Ce n’est pas tant le « nous » qui différait que la conception de l’être – et de l’« être à » – d’une terre, d’autant que les Arabes de la Palestine ottomane ne se concevaient alors pas encore comme « Palestiniens », mais se reconnaissaient d’abord collectivement à leur foi en leur Dieu et en son Prophète, puis, plus privativement à leurs familles, leurs clans, leurs tribus, leurs villages. Il n’y avait alors avant l’arrivée des premiers sionistes, ni nationalisme arabe ni panarabisme…

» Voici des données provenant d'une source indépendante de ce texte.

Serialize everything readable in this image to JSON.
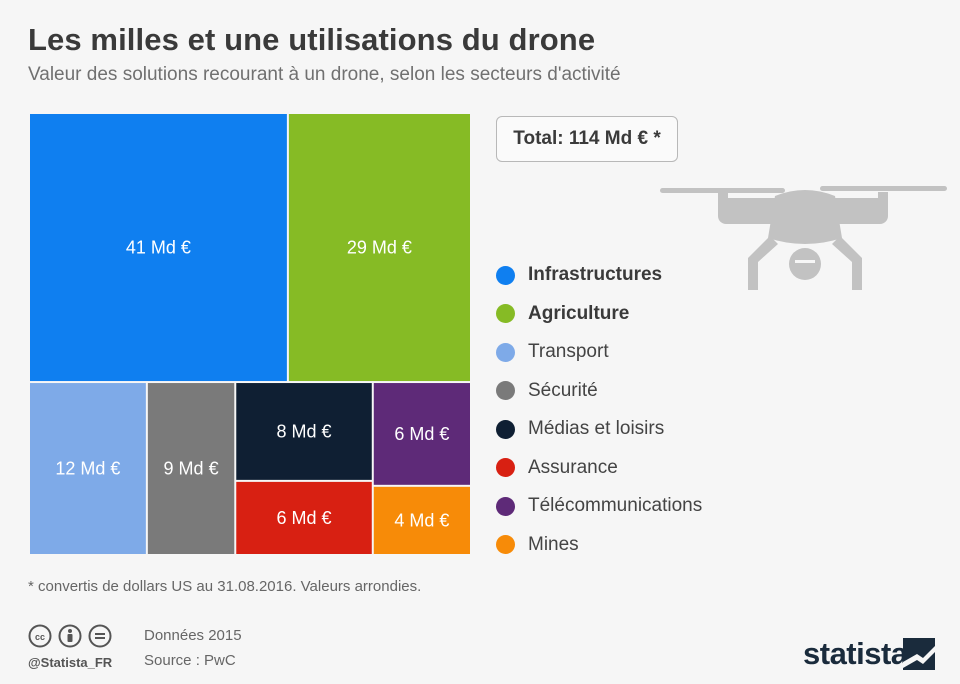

Nathan Weinstock rappelle avec précision cette inexistence d’une « conscience nationale palestinienne » au XIXème siècle, antérieurement au sionisme :
« La population (340 000 âmes en 1850) forme tout sauf une unité. Divisée sur le plan confessionnel entre musulmans, chrétiens de diverses obédiences, Juifs – également répartis en communautés disparates –, Druzes, Bahaïs..., elle l'est tout autant sur le plan ethnique: aux Arabes autochtones (citadins, fellahs, Bédouins) viennent s'ajouter des immigrés, surtout musulmans, de toute provenance : Bédouins, Hauranis de Syrie, Transjordaniens, Géorgiens, Abkhaziens, Tcherkesses, Turcmènes, Grecs, Soudanais, Perses, Turcs, Bosniaques, Macédoniens, Algériens de la suite de l'émir Abd El-Kader, Arméniens... La politique de peuplement du pays, issue de la pratique ottomane du sürgün, incitation à la transplantation démographique que Henry Laurens qualifie de ‘‘recolonisation intérieure’’, fut initiée par Ibrahim Pacha, fils de Mohammed Ali, au cours des années 1830. Elle répondait à un double objectif: pacifier et sécuriser les régions frontières ou en état de semi-dissidence, d'une part; stimuler l'agriculture, d'autre part. Les Ottomans ne varieront pas de ligne de conduite. Remarquons qu'une partie non négligeable des populations ainsi transférées en Terre Sainte sont musulmanes, mais non arabophones. Or, aucun sentiment d'appartenance collective n'habite cette communauté. »1
Il faut lire à ce propos les quelques descriptions des groupes d’humains en Palestine durant la Première Guerre mondiale, Juifs inclus, que trace T.E. Lawrence dans Les sept piliers de la sagesse, pour se faire une idée de l’absence de toute cohésion de cette population qui n’avait jamais eu la moindre idée de « faire peuple » avant que les Sionistes ne leur soufflent cette bonne trouvaille, reprise avec enthousiasme par les nationalistes arabes qui se l’appliquèrent en la nettoyant ethniquement (en théorie) des Juifs :
« Sur les rives de la vallée du Jourdain vivaient des colonies de réfugiés algériens, amèrement suspicieuses, faisant face à des villages juifs. Les Juifs étaient de diverses sortes. Certains, érudits hébreux du modèle traditionaliste, avait adopté un mode et un style de vie convenant au pays, alors que les arrivants plus récents, souvent d’inspiration allemande, avait introduit des manières étrangères, d’étranges semailles et des maisons européennes (construites grâce à des fonds charitables), sur cette terre de Palestine qui semblait trop petite et trop pauvre pour payer leurs efforts en nature; mais le pays les tolérait. La Galilée ne montrait pas vis-à-vis de ces colons juifs l’antipathie profondément enracinée qui formait un trait déplaisant de la Judée voisine. /…/ À l’est, les Druses, adeptes musulmans hétérodoxes d’un Sultan d’Égypte fou et mort. Ils haïssaient les maronites d’une haine amère qui, lorsque le Gouvernement et les fanatiques de Damas l’encourageaient, s’exprimait en grandes tueries périodiques. Les Druses n’en déplaisaient pas moins aux Arabes musulmans, et les méprisaient en retour. Ils étaient à couteaux tirés avec les Bédouins, et maintenaient dans leur montagne un exemple du semi-féodalisme chevaleresque du Liban au temps de ses Émirs autonomes.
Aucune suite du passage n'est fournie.